Signing Certificates (Signature Settings/Sign Data and Submit Settings dialog box)

Use this dialog box to specify certificates that identify signing parties who can sign the document or data.

To display this dialog box, perform one of the following actions:

Select a signature field, click the Signature tab in the Object palette, click Settings, and then click Signing Certificates.
Select a submit button, click the Submit tab in the Object palette, ensure that Sign Submission is selected, click Settings, and then click Signing Certificates.
Select an email or HTTP submit button and, in the Object palette, ensure that Sign Submission is selected, click Settings, and then click Signing Certificates.

Add: Opens the Select User Certificate dialog box, where you can browse for and add signing certificates. A certificate file has a file name extension such as .p7C, .p7b, or .cer.
Remove: Removes the selected certificates from the list.
Details: Opens the Certificate Viewer, where you can view the details about the selected certificate. The details that are listed vary according to the installed Certificate Authority (CA) certificates.
Restrict signing to parties associated with the specified certificates: Allows only the signing parties that are identified by the listed certificates to sign the document or data. However, if the selected certificate is available, the signer must use it even you do not select this option
Specify the Subject Distinguished Name: Specify a subject Distinguished Name (DN) for the signing certificate. A subject distinguished name in a signing certificate has several attributes. An example of a distinguished name is O = My Company; OU = My Department; CN = My Name; and C = My Country. The attributes in this distinguished name are O for Organization; OU for Organizational Unit; CN for Common Name; C for Country.
Require the signing certificate to meet the specified subject distinguished name: Forces the signing certificate to meet the specified subject distinguished name.

When deciding whether to require the signing certificate to meet the specified subject distinguished name, it is helpful to understand what the signing party can and cannot do in Acrobat and Adobe Reader, depending on the circumstances.

The following table describes the various situations that can arise with signing certificates that may or not meet the specified subject distinguished name.

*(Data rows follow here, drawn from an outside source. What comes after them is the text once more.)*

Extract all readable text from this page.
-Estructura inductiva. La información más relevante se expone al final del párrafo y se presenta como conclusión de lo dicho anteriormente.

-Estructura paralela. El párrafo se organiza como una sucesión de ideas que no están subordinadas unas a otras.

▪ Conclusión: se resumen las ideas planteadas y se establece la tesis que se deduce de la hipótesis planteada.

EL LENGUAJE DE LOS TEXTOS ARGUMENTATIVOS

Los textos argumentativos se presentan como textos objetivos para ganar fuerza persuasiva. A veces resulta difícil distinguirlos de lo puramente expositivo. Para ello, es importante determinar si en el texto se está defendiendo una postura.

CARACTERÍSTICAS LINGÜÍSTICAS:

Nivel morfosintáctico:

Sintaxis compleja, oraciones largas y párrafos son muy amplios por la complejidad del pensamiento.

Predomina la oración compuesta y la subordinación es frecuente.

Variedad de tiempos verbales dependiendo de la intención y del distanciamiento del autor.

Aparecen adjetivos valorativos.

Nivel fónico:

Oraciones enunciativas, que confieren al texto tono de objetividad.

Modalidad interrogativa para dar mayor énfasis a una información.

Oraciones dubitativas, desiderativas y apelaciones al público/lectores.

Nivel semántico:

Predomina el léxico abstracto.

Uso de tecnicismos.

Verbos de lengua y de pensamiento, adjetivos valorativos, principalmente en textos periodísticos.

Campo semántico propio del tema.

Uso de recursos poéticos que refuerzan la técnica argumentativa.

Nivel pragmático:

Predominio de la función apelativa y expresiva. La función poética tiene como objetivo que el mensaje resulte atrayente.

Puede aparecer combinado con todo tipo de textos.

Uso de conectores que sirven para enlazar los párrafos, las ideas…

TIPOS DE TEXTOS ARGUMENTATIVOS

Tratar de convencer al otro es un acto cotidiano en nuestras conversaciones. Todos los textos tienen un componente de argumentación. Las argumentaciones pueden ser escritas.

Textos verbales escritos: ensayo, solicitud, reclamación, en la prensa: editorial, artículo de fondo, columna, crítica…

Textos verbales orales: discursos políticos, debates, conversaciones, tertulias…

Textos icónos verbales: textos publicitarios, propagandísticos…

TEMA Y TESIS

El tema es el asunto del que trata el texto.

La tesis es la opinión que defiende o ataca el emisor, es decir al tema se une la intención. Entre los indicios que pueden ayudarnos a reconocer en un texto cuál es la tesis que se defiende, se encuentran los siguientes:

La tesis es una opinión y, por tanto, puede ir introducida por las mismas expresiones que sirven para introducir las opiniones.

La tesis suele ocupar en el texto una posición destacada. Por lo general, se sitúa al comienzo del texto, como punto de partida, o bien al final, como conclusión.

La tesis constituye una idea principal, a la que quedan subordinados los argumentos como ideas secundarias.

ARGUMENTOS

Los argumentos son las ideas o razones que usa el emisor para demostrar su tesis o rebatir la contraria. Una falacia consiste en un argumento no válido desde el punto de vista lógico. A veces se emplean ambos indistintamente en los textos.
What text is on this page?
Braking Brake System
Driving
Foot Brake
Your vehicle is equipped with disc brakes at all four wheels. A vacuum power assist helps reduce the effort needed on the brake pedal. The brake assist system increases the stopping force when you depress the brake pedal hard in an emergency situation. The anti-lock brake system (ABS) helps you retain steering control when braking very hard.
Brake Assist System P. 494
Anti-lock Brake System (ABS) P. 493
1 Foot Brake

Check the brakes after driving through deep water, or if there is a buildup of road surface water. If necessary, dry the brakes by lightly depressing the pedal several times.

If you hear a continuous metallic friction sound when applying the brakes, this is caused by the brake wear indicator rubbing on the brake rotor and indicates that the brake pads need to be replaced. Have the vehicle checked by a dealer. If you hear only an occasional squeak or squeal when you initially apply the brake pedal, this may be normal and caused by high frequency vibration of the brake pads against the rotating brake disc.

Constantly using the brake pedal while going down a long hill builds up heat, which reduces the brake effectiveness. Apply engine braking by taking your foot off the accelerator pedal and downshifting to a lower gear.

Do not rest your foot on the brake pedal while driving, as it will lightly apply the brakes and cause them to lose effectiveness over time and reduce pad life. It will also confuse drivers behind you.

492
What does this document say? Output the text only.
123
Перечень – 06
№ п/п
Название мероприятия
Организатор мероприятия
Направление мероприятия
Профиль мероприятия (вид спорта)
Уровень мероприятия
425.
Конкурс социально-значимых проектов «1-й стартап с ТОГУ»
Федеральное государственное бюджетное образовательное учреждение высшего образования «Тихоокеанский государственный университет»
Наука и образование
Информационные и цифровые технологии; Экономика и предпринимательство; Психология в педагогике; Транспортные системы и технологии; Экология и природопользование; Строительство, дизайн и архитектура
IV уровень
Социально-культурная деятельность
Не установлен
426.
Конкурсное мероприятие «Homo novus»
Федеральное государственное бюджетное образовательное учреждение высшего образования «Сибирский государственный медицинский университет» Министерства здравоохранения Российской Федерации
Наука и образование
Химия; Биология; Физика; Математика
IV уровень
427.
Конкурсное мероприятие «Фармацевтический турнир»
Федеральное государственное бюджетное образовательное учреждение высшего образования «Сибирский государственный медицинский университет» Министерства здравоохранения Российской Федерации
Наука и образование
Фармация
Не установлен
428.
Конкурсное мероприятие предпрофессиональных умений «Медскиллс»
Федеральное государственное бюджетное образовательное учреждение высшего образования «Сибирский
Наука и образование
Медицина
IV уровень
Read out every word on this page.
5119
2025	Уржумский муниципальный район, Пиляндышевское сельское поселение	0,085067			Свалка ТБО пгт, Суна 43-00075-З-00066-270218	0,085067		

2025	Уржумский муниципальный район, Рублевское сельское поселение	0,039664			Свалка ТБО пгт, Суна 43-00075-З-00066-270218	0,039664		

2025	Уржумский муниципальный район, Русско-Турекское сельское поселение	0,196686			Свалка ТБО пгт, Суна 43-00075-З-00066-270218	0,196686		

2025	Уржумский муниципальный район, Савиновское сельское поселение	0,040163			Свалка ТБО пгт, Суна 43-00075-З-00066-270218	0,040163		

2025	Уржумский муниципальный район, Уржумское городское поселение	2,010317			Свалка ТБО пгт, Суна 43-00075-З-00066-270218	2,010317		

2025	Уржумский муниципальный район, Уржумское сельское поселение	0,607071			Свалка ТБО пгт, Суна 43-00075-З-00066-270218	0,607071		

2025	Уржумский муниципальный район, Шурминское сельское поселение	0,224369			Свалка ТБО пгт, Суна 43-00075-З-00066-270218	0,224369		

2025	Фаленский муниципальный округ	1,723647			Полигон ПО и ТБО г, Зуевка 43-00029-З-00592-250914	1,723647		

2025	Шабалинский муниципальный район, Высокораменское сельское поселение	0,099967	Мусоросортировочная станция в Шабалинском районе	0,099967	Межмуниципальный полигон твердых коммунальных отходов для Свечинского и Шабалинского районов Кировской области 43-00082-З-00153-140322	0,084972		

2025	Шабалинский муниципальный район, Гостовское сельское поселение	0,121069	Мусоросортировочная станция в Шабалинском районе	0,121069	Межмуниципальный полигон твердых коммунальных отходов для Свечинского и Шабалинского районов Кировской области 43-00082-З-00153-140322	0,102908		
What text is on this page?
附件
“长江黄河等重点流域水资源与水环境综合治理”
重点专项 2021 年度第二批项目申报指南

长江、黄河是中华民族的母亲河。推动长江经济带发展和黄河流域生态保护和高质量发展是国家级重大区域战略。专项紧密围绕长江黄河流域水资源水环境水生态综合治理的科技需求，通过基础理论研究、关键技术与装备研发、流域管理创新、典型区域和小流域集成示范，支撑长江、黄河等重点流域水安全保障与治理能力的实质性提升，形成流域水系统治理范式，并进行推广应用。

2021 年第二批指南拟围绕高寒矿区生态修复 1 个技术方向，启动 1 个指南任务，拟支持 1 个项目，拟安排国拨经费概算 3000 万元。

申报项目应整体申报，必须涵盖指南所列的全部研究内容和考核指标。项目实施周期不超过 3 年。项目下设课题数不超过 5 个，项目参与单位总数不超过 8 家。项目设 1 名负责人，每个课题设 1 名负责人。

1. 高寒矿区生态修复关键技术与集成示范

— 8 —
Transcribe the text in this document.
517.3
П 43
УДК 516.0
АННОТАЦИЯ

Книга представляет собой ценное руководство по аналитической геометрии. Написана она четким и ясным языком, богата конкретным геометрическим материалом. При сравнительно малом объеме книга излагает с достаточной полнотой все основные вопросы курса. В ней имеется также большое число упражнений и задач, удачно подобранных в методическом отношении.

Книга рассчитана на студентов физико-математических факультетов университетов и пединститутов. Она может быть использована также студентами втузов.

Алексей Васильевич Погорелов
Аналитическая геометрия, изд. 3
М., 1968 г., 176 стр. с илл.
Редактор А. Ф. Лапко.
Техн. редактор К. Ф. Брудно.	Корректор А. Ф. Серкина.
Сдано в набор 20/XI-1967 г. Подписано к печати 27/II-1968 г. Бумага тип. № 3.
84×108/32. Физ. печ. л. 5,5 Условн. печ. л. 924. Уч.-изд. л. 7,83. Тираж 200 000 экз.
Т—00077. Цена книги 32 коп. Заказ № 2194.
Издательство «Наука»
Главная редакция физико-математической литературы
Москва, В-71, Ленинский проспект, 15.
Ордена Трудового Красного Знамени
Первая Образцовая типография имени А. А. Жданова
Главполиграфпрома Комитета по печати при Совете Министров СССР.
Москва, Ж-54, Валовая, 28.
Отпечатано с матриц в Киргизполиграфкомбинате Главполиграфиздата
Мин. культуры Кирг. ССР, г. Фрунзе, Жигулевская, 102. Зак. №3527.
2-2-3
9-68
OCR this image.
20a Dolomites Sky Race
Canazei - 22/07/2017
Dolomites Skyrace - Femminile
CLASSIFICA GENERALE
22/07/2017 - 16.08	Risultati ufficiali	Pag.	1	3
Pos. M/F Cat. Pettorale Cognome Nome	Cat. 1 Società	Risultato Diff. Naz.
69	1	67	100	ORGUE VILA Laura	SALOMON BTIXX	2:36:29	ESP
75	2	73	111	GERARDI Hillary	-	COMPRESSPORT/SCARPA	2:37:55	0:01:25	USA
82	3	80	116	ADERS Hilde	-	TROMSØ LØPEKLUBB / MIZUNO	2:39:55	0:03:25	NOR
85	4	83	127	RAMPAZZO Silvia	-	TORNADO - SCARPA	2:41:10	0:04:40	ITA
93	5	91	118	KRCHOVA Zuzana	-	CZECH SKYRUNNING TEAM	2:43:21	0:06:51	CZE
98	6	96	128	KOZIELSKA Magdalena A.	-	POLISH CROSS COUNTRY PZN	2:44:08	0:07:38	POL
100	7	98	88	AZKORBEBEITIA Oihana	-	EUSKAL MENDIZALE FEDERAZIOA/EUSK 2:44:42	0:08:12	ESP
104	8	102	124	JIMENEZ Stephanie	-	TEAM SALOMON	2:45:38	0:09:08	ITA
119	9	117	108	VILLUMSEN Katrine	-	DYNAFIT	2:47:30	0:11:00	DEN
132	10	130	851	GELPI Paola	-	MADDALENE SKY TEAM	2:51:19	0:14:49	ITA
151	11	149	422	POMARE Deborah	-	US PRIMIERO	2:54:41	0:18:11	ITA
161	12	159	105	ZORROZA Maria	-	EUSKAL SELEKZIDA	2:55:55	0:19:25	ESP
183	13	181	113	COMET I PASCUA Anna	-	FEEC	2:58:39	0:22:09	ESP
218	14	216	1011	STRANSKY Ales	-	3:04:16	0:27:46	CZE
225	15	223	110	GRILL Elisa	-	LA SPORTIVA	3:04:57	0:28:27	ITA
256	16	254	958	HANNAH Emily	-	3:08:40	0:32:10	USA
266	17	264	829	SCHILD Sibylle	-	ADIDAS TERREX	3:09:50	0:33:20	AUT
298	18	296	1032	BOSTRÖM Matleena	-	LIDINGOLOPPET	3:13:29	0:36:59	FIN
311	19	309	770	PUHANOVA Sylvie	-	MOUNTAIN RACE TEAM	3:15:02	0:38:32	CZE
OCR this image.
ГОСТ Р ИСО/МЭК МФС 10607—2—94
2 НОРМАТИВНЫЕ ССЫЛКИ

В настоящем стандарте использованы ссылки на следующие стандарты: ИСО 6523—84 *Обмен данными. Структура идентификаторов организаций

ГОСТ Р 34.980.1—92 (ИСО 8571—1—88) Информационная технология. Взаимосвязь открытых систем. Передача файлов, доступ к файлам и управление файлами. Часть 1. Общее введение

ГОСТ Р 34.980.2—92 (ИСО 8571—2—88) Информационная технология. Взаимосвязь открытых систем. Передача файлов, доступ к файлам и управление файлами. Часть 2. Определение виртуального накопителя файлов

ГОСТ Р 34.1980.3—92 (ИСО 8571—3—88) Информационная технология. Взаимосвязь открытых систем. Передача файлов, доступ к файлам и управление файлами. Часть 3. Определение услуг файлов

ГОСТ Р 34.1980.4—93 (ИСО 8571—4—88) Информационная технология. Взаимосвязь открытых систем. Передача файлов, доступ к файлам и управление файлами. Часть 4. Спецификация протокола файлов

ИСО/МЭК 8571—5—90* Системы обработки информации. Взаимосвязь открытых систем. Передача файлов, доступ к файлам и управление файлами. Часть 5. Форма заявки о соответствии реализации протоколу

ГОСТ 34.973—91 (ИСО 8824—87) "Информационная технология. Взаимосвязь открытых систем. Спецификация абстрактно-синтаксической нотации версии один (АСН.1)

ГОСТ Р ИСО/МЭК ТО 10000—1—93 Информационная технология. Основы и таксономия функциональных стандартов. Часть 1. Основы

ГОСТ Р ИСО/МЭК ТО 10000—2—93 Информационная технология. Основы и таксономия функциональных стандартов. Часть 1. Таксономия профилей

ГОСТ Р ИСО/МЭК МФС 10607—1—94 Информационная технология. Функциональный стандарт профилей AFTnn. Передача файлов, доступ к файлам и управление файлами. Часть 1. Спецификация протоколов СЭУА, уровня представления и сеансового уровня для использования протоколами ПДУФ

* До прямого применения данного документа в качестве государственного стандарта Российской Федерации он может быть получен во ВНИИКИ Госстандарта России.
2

Note: The Adobe.PPKLite signature handler analyzes and processes the signing certificate information that you enter in the Signature Settings and the Sign Data and Submit Settings dialog boxes, not Acrobat. As a result, these four situations arise only if you select the Adobe.PPKLite signature handler. Third-party signature handlers may not process this information.

Required	Available to signing party	Behavior in Acrobat or Adobe Reader
No	No	The Adobe.PPKLite signature handler requires the signing party to use a digital ID with a subject distinguished name that matches one of the subject distinguished names in the Subject Distinguished Name list. If you do not specify a subject distinguished name, the signing party can use another digital ID. If you specify a signature handler other than the Adobe.PPKLite signature handler it may or may not respect this setting.
No	Yes	The Adobe.PPKLite signature handler requires the signing party to use only a digital ID with a subject distinguished name that matches one of the subject distinguished names in the Subject Distinguished Name list. The signing party cannot use another digital ID. If you specify a signature handler other than theAdobe.PPKLite signature handler it may or may not respect this setting.
Yes	No	The Adobe.PPKLite signature handler requires the signing party to use a digital ID with a subject distinguished name that matches one of the subject distinguished names in the Subject Distinguished Name list. The signing party must obtain the required digital ID before they sign. If you specify a signature handler other than the Adobe.PPKLite signature handler it may or may not respect this setting.
Yes	Yes	The Adobe.PPKLite signature handler requires the signing party to use a digital ID with a subject distinguished name that matches one of the subject distinguished names in the Subject Distinguished Name list. If you specify a signature handler other than the Adobe.PPKLite signature handler it may or may not respect this setting.